Au moment de l’enclenchement de la succession, les sommes versées aux bénéficiaires d’un contrat d’assurance vie, ne sont pas inclus dans la succession globale du succédant. Ainsi, les contrats que vous avez souscrits au profit de vos héritiers ne viendront pas s’ajouter à la succession. De plus, les contrats souscrits au profit de votre conjoint ou de votre partenaire (pacs) ou même de vos frères et sœurs, dans certains cas, seront totalement exonérés de droits de succession.
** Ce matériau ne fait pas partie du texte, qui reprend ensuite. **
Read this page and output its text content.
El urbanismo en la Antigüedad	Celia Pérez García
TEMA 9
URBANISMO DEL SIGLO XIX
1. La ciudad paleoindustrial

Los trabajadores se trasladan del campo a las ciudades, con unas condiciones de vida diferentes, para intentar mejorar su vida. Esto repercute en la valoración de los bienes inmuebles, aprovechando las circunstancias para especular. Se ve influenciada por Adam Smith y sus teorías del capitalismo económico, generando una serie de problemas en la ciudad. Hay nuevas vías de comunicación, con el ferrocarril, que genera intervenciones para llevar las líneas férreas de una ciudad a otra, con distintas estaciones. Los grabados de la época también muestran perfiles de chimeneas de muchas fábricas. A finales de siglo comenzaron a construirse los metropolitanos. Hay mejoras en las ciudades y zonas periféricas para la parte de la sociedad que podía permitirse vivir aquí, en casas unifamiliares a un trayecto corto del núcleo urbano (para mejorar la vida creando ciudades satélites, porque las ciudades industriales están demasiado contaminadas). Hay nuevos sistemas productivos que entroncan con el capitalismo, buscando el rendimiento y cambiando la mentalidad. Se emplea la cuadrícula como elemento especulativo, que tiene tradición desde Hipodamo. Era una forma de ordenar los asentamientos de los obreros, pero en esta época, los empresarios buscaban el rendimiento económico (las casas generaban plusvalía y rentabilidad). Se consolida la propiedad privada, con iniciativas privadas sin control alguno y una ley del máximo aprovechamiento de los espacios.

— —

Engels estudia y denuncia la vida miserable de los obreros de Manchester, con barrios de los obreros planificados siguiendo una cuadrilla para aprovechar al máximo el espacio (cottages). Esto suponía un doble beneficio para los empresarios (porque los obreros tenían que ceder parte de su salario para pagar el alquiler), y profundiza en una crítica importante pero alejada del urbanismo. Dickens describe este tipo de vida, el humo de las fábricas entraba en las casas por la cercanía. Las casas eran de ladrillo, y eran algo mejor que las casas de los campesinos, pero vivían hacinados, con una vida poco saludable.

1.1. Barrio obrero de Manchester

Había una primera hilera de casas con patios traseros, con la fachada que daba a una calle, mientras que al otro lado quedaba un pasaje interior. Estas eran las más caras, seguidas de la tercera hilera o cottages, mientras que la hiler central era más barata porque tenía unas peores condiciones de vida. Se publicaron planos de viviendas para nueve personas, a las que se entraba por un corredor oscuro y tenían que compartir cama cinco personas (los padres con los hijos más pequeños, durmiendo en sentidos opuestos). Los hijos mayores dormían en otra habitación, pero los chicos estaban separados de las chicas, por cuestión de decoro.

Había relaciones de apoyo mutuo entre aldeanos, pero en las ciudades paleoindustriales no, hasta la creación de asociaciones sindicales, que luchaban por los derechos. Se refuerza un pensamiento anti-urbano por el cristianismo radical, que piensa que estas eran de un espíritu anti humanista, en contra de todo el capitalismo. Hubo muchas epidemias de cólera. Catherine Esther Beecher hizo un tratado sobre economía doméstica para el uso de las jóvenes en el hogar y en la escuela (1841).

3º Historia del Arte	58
Cependant, pour ce qui est des autres bénéficiaires, il existe des règles qui ont été mises en place :

  • En ce qui concerne les contrats souscrits après le 20 novembre 1991, soit tous les contrats que vous ouvrirez, la part des capitaux correspondants à des primes versées par le souscripteur, après ses 70 ans, est soumise aux droits de succession. Ces droits de succession connaissent un abattement de 30 500€

  • Si le souscripteur est âgé de moins de 70 ans, l’abattement avant le prélèvement forfaitaire unique sera de 152 500, par bénéficiaire. Ceci s’applique aux sommes reçues par le ou les bénéficiaires lorsqu’elle correspondent à des primes versées par le souscripteur depuis Octobre 1998 (ces primes versées comprennent aussi le cas où l’assuré serait âgé de plus de 70 ans pour les contrats souscrits avant le 20 novembre 1991). Le taux des droits, après abattement, s’élève à 20%  sur la fraction de part taxable de chaque bénéficiaire et ce jusqu’à 700 000€, concernant la fraction supérieur à 700 000%, le taux est de 31,25%

  • De plus, si le contrat est un contrat dit « génération vie », il existe un abattement supplémentaire de 20%, avant l’abattement de 152 500€

Il existe donc de nombreuses méthodes pour réduire ses droits de succession il est important de toujours garder en tête vos objectifs concernant votre succession mais aussi la solution adéquate à chacun de vos bénéficiaires.